Un chiffre qui est avant tout un révélateur criant d’inégalités. 

Car dans cette proportion de 20 %, laquelle représente près de huit millions de foyers, les jeunes de moins de 35 ans (28 %), les personnes seules (26 %) et celles à revenus modestes (32 %) – c’est-à-dire gagnant moins de 1.250 euros par mois – sont surreprésentées.

Sans surprise, la structure même du logement a également une importance capitale dans le ressenti, puisque 29 % des personnes interrogées vivant en appartement affirment, elles aussi, avoir mal vécu ces six semaines d’enfermement dans ce type de domicile. 

Autre enseignement : 54 % des jeunes, 51 % des familles avec enfants en bas âge et 49 % des personnes vivant en appartement indiquent «qu’il y a eu des moments de tension» dans leur foyer lors de cette assignation à résidence forcée.

Ce sont là des chiffres très supérieurs à ceux enregistrés chez les personnes âgées de 60 ans et plus (29 %) ou chez celles qui vivent en maison individuelle (37 %). 

Résultat : 38 % des habitants d’appartements affirment que le confinement leur a donné envie de déménager, soit un chiffre trois fois plus élevé comparé aux personnes qui vivent en maison.

Un constat qui se retrouve chez les parents : 41 % des personnes ayant des enfants en bas âge ont ainsi dit souhaiter déménager à l’issue de ce confinement, eu égard à la promiscuité et au manque d’espace.

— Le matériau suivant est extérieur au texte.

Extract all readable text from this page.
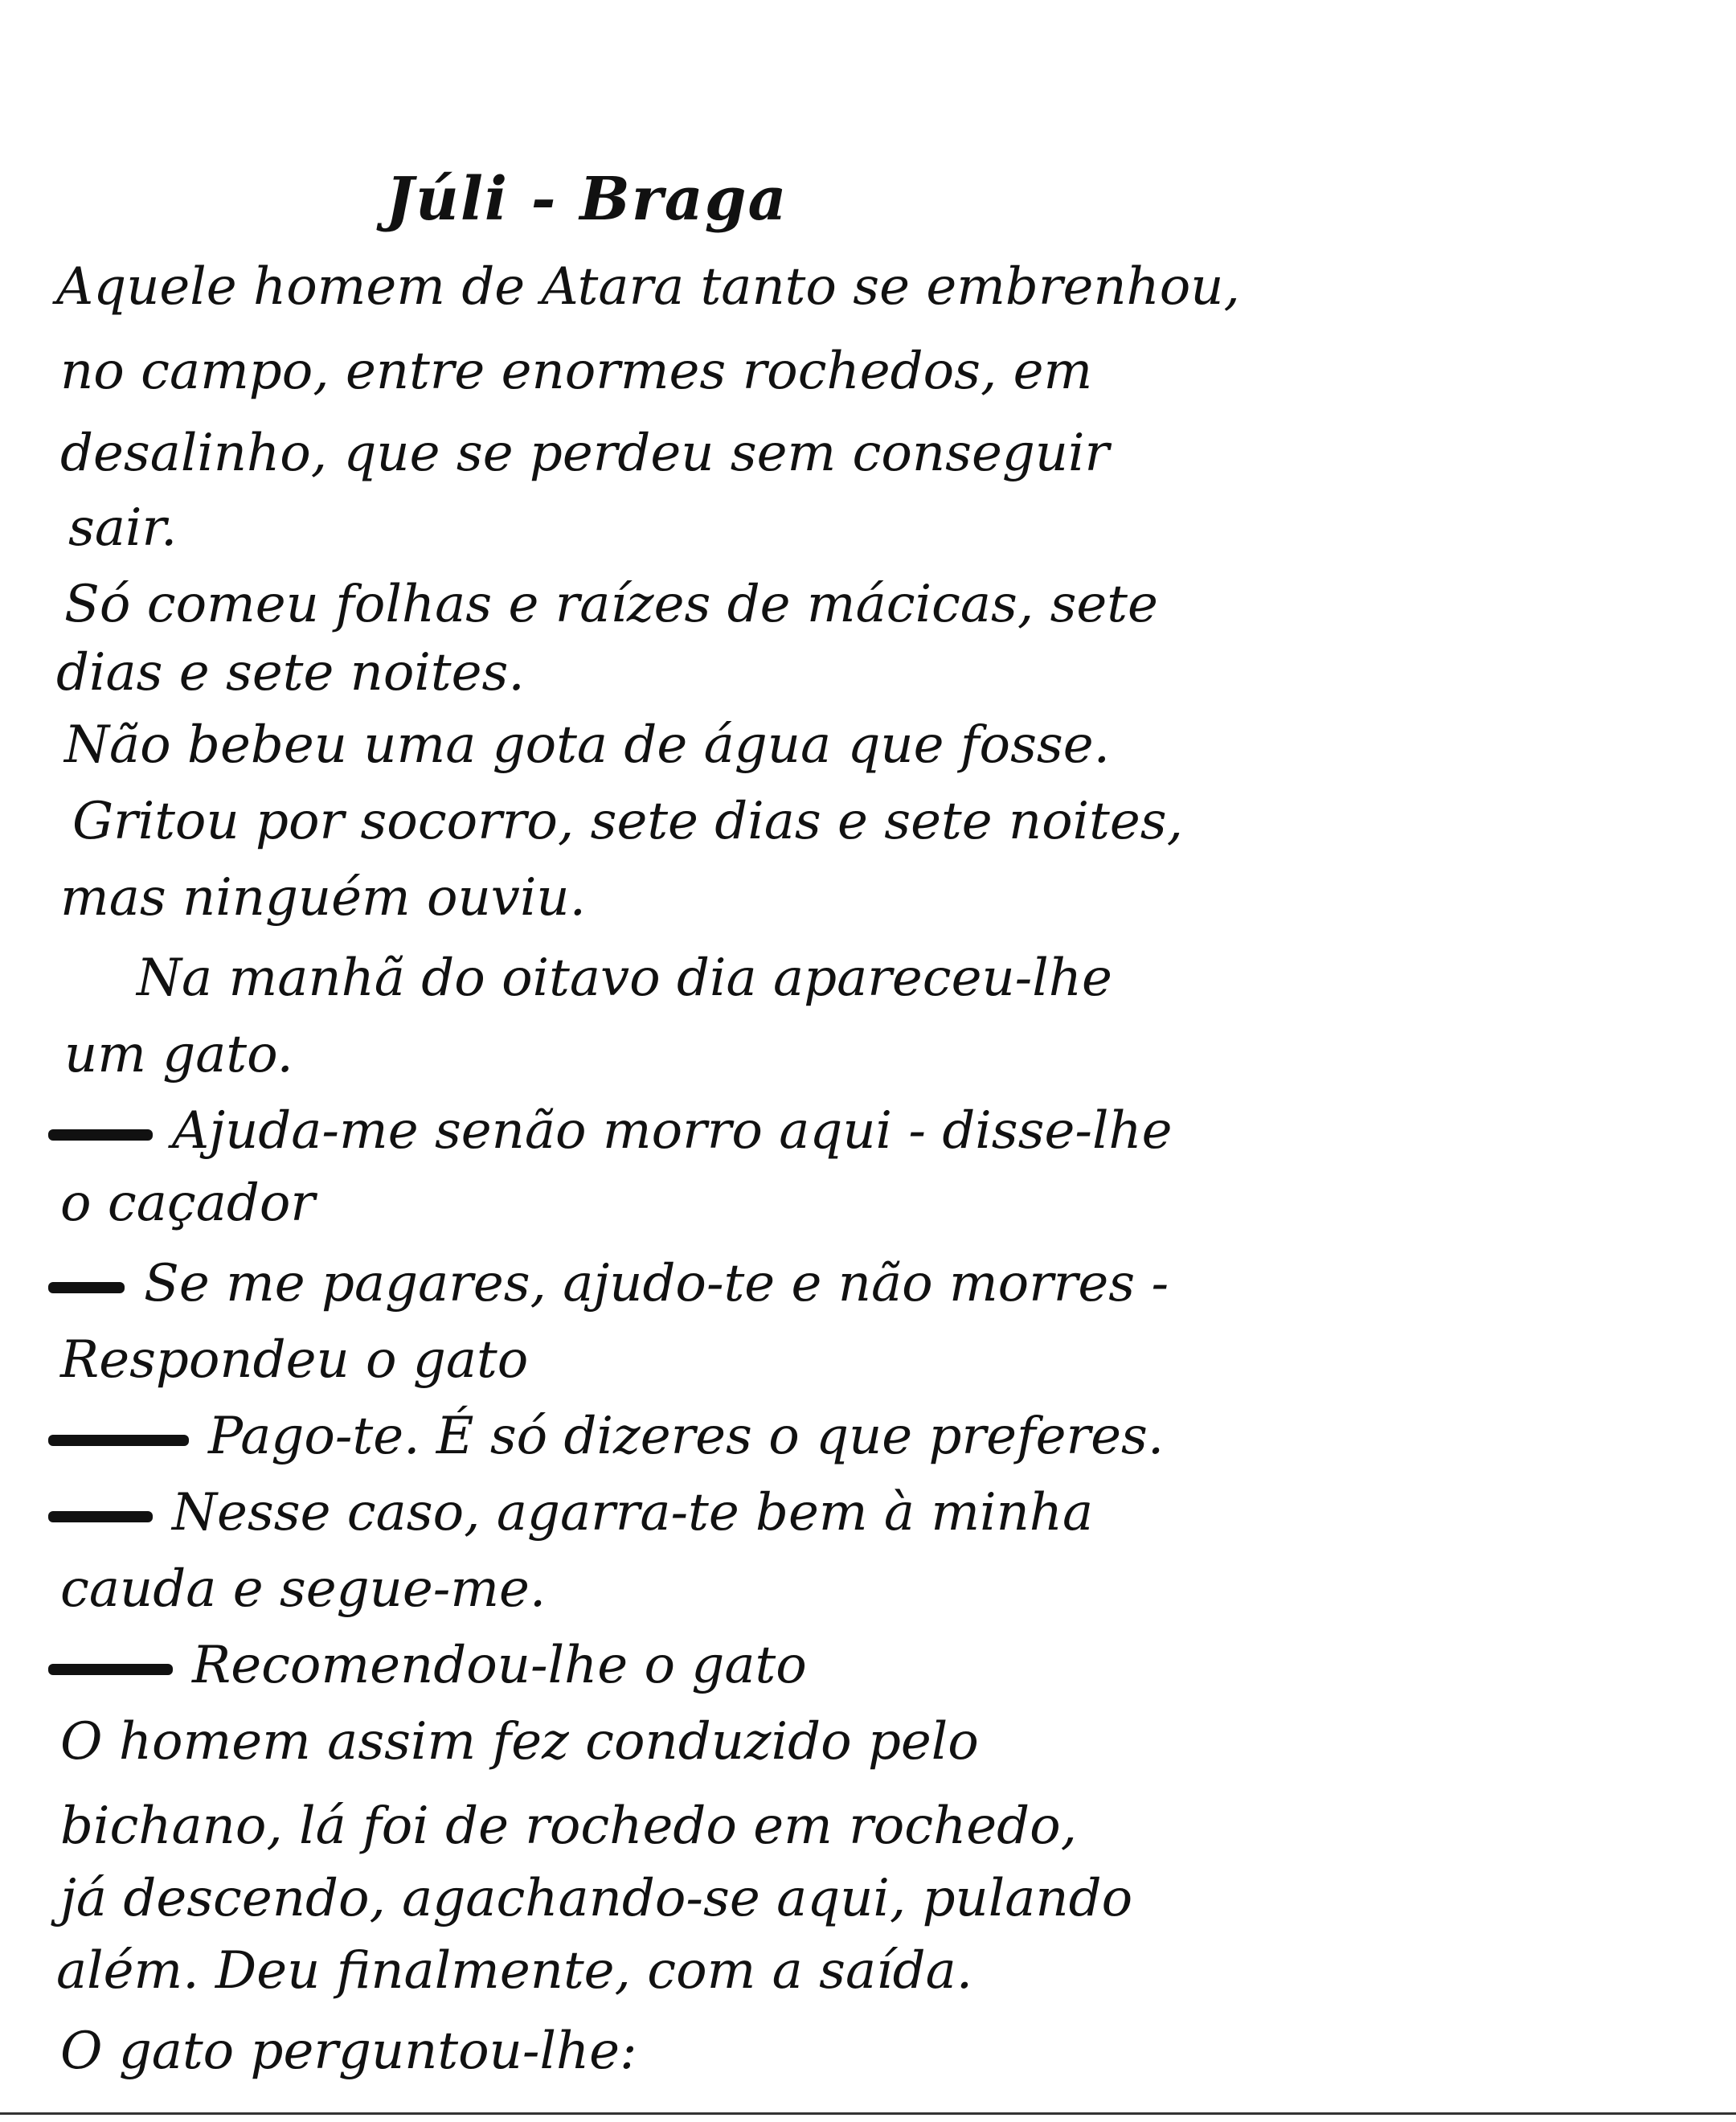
Júli - Braga
Aquele homem de Atara tanto se embrenhou,
no campo, entre enormes rochedos, em
desalinho, que se perdeu sem conseguir
sair.
Só comeu folhas e raízes de mácicas, sete
dias e sete noites.
Não bebeu uma gota de água que fosse.
Gritou por socorro, sete dias e sete noites,
mas ninguém ouviu.
Na manhã do oitavo dia apareceu-lhe
um gato.
Ajuda-me senão morro aqui - disse-lhe
o caçador
Se me pagares, ajudo-te e não morres -
Respondeu o gato
Pago-te. É só dizeres o que preferes.
Nesse caso, agarra-te bem à minha
cauda e segue-me.
Recomendou-lhe o gato
O homem assim fez conduzido pelo
bichano, lá foi de rochedo em rochedo,
já descendo, agachando-se aqui, pulando
além. Deu finalmente, com a saída.
O gato perguntou-lhe:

Mais il faut souligner que ces difficultés ont aussi été anticipées par certains : ainsi les familles avec de très jeunes enfants ont été deux fois plus nombreuses que la moyenne des Français à quitter leur logement pour passer le confinement ailleurs (11 % contre 6 %).

La campagne mieux lotie

Les envies de déménagements se retrouvent également en considérant le critère géographique. En effet, 31 % des habitants de l’agglomération parisienne disent vouloir s’installer ailleurs. C’est dix points de plus comparé aux résidents des villes moyennes (21 %).

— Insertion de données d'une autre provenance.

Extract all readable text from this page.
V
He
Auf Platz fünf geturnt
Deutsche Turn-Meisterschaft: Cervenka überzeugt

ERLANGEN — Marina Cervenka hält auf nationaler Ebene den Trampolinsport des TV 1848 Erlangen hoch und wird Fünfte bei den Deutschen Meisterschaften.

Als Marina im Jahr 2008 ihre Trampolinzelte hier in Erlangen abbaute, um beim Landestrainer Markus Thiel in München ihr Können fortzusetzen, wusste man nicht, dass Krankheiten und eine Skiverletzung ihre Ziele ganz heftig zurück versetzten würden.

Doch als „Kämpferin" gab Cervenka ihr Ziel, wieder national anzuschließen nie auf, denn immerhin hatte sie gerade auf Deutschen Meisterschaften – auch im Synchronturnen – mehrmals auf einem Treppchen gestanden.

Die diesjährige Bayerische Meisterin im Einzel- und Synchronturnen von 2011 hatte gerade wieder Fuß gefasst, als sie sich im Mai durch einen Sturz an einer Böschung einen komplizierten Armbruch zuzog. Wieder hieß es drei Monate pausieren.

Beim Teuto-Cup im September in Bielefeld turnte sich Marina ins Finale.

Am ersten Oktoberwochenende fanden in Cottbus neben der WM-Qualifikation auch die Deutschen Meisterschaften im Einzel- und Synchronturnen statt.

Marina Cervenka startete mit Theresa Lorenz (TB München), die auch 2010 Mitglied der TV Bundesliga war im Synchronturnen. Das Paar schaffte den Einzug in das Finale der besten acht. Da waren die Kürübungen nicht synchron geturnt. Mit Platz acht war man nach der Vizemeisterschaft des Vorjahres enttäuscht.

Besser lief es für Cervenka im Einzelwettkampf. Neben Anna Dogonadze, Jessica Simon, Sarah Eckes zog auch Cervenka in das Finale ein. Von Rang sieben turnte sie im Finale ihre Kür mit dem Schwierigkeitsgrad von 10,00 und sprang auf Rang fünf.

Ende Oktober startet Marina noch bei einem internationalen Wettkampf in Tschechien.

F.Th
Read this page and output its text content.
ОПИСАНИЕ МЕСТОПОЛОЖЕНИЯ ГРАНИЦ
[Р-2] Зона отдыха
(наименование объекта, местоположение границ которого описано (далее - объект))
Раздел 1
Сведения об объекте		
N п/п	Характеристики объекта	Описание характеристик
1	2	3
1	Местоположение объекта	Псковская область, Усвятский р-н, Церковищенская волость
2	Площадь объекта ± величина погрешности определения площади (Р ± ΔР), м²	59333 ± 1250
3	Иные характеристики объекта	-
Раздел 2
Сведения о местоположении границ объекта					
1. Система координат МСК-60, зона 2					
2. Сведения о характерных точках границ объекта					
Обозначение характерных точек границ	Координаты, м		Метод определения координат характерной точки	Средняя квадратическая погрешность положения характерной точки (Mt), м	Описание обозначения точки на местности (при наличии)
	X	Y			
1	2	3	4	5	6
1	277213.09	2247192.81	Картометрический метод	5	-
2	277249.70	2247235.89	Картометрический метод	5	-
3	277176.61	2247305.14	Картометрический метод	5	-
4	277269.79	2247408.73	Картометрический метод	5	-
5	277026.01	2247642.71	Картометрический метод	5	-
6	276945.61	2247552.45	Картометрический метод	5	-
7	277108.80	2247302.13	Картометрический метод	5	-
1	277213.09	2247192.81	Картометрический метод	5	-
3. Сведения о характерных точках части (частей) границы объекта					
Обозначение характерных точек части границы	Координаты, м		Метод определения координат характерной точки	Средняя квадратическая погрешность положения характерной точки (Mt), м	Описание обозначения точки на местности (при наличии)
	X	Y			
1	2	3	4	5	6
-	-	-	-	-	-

L’étude révèle d’ailleurs un autre clivage territorial net : la France des campagnes a mieux noté la qualité de son logement pendant la période de confinement que celle des villes moyennes et, surtout, celle les métropoles (l’Ile-de-France arrivant en dernier).

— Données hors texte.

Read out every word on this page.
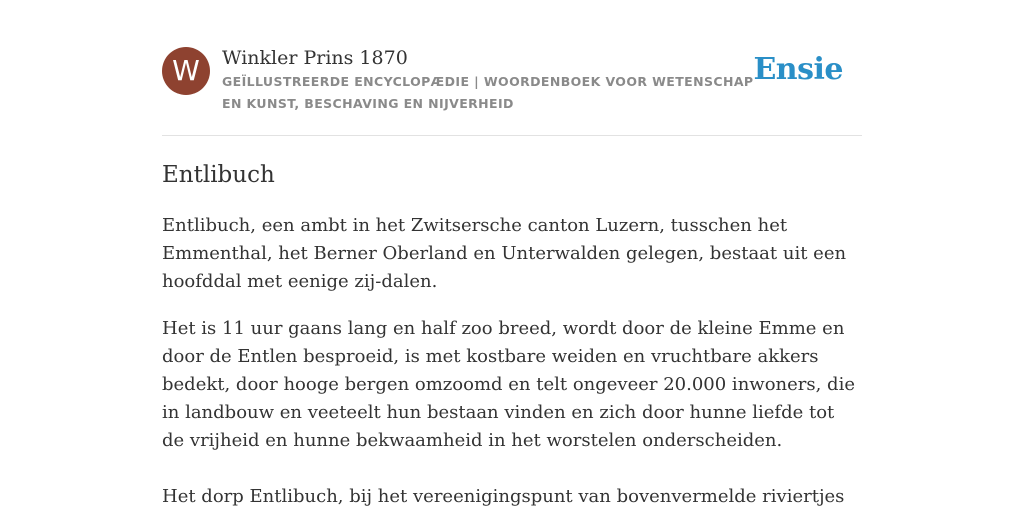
W	Winkler Prins 1870
GEÏLLUSTREERDE ENCYCLOPÆDIE | WOORDENBOEK VOOR WETENSCHAP EN KUNST, BESCHAVING EN NIJVERHEID
Ensie
Entlibuch

Entlibuch, een ambt in het Zwitsersche canton Luzern, tusschen het Emmenthal, het Berner Oberland en Unterwalden gelegen, bestaat uit een hoofddal met eenige zij-dalen.

Het is 11 uur gaans lang en half zoo breed, wordt door de kleine Emme en door de Entlen besproeid, is met kostbare weiden en vruchtbare akkers bedekt, door hooge bergen omzoomd en telt ongeveer 20.000 inwoners, die in landbouw en veeteelt hun bestaan vinden en zich door hunne liefde tot de vrijheid en hunne bekwaamheid in het worstelen onderscheiden.

Het dorp Entlibuch, bij het vereenigingspunt van bovenvermelde riviertjes
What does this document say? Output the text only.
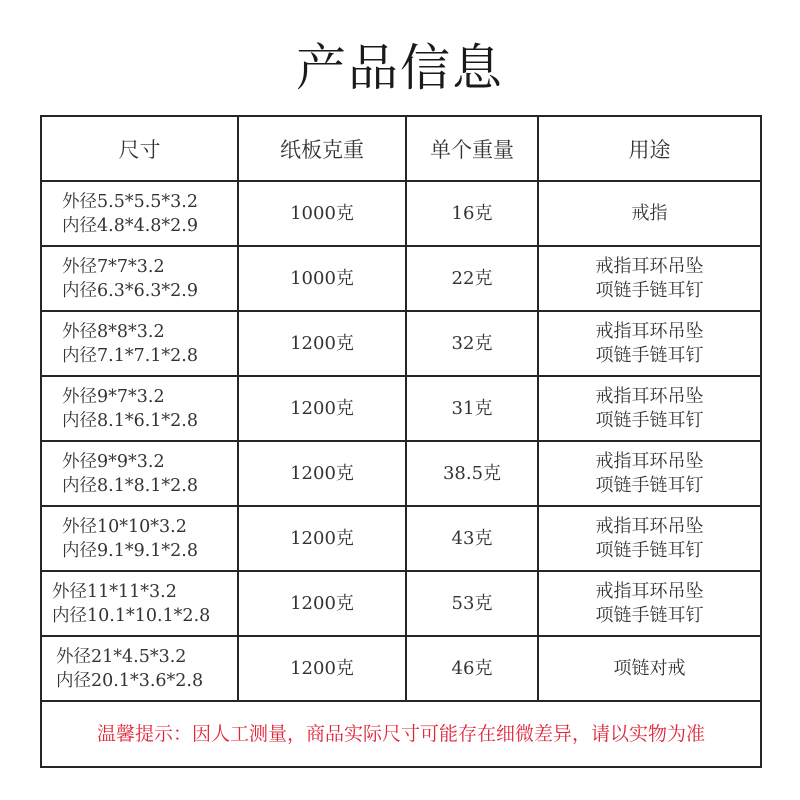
产品信息
尺寸	纸板克重	单个重量	用途

外径5.5*5.5*3.2
内径4.8*4.8*2.9	1000克	16克	戒指

外径7*7*3.2
内径6.3*6.3*2.9	1000克	22克	戒指耳环吊坠
项链手链耳钉

外径8*8*3.2
内径7.1*7.1*2.8	1200克	32克	戒指耳环吊坠
项链手链耳钉

外径9*7*3.2
内径8.1*6.1*2.8	1200克	31克	戒指耳环吊坠
项链手链耳钉

外径9*9*3.2
内径8.1*8.1*2.8	1200克	38.5克	戒指耳环吊坠
项链手链耳钉

外径10*10*3.2
内径9.1*9.1*2.8	1200克	43克	戒指耳环吊坠
项链手链耳钉

外径11*11*3.2
内径10.1*10.1*2.8	1200克	53克	戒指耳环吊坠
项链手链耳钉

外径21*4.5*3.2
内径20.1*3.6*2.8	1200克	46克	项链对戒

温馨提示：因人工测量，商品实际尺寸可能存在细微差异，请以实物为准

Dans le détail, 65 % des sondés vivant en zone rurale jugent que leur logement est tout à fait adapté pour vivre confiné, contre 47 % de ceux vivant dans une grande métropole (35 % pour l’Ile-de-France à elle seule).

L’un dans l’autre, une part non négligeable de Français (34 %) affirmait même, au bout de 6 semaines, «qu’ils pourraient vivre en confinement très longtemps sans problème».

Immobilier : recherche extérieur désespérément

Des personnes qui sur tous les critères se situent à l’opposé des 20 % de Français qui ont mal supporté leur logement durant le confinement puisque ce sont plutôt des personnes âgées de 60 ans et plus, vivant en couple et propriétaires d’une maison en commune rurale.

Ce sont d’ailleurs celles qui donnent la meilleure note à la qualité de leur logement : 7,2/10 contre 6,7/10, comparé aux sondés qui avouaient «commencer à en avoir marre».